Court documents show that MCM was accused of substandard work in a lawsuit filed earlier this month. The suit said a worker at Fort Lauderdale International Airport, where the company is working on an expansion, was injured when a makeshift MCM-built bridge collapsed under his weight. The suit accused the company of employing “incompetent, inexperienced, unskilled or careless employees” at the job site.
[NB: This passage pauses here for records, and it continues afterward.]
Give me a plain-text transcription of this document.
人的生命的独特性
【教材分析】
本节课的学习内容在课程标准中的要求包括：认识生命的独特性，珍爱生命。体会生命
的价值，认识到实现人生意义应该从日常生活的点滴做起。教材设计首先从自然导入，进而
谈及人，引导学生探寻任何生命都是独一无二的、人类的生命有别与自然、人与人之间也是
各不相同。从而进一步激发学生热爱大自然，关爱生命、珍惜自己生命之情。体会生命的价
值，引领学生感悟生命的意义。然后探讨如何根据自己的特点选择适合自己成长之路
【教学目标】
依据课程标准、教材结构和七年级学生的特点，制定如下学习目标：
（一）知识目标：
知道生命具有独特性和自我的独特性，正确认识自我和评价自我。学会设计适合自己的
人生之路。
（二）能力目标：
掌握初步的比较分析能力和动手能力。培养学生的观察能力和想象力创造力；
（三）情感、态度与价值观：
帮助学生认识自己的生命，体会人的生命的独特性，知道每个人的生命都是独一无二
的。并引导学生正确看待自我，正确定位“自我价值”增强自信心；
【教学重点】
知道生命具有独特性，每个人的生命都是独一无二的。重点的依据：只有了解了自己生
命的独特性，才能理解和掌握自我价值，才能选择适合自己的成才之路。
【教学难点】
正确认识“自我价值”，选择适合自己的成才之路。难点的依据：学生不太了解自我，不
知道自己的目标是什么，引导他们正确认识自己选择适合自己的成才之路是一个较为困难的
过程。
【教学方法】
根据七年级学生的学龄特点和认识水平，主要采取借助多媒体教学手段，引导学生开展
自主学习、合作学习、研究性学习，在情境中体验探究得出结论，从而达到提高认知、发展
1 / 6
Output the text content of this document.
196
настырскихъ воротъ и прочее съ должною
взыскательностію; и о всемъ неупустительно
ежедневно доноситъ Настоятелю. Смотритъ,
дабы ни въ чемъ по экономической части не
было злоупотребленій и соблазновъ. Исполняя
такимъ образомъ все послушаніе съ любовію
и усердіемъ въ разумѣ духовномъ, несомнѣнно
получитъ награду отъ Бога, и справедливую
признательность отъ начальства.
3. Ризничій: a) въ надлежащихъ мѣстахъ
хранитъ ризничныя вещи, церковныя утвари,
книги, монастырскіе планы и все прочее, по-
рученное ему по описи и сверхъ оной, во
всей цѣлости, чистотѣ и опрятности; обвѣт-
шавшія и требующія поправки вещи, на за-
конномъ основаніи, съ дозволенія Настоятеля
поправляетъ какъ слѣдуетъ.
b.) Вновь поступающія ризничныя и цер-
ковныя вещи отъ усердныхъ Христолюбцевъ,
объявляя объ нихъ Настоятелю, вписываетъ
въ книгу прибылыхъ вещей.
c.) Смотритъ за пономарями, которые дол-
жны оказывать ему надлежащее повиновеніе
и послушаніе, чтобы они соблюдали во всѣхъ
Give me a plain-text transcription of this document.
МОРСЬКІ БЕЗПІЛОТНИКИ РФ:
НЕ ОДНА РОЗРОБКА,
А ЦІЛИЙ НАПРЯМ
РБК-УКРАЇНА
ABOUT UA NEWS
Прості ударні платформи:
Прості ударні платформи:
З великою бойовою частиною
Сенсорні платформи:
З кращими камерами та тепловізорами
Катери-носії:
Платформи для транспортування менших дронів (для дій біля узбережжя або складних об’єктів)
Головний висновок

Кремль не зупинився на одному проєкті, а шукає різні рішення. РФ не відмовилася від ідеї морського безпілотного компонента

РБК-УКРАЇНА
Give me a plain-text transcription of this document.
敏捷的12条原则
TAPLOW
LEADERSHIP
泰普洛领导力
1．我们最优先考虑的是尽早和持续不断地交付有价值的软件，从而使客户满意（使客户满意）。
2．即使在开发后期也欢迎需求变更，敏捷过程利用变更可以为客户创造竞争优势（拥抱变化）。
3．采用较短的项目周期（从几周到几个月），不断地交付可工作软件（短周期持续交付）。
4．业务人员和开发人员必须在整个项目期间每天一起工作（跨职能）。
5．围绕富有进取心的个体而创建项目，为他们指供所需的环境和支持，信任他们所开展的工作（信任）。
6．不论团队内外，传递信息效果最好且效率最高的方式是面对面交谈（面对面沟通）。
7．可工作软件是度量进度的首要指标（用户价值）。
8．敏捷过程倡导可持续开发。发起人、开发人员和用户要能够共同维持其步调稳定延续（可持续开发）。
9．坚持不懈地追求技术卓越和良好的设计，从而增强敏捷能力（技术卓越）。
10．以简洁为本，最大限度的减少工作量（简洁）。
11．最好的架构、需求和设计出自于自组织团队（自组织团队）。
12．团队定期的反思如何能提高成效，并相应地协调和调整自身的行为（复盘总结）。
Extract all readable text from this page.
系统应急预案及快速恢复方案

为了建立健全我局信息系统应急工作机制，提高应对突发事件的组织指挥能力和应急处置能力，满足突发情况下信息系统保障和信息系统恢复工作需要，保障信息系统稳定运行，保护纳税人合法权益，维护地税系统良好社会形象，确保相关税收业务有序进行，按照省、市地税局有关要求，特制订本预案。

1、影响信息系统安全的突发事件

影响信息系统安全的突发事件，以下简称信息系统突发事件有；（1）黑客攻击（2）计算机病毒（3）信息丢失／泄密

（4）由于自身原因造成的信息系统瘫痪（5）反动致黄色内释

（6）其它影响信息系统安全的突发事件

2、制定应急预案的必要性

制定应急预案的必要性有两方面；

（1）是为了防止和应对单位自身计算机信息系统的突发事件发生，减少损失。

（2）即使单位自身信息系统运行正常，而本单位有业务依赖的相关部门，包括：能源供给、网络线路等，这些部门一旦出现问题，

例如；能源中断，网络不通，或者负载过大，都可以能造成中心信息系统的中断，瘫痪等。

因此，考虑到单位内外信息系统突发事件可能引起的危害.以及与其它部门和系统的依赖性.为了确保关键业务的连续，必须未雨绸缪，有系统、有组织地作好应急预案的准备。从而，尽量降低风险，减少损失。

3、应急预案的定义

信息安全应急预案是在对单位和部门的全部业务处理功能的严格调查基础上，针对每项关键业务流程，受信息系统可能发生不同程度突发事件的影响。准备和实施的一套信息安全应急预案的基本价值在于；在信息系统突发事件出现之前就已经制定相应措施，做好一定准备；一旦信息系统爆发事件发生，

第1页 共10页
A review of Occupational Safety Health Administration records shows that MCM has been fined for 11 safety violations in the last five years. The fines totaling more than $50,000 arose from complaints about unsafe trenches, cement dust and other problems at its Florida work sites. Florida International University is the second largest university in the state, with 55,000 students, most of whom live off-campus. The bridge was supposed to be a safe way to cross a six-lane highway and provide a plaza-like public space with seating where people could gather.The university is also home to the National Hurricane Center. A university student was killed in August while crossing the road that the bridge was supposed to span.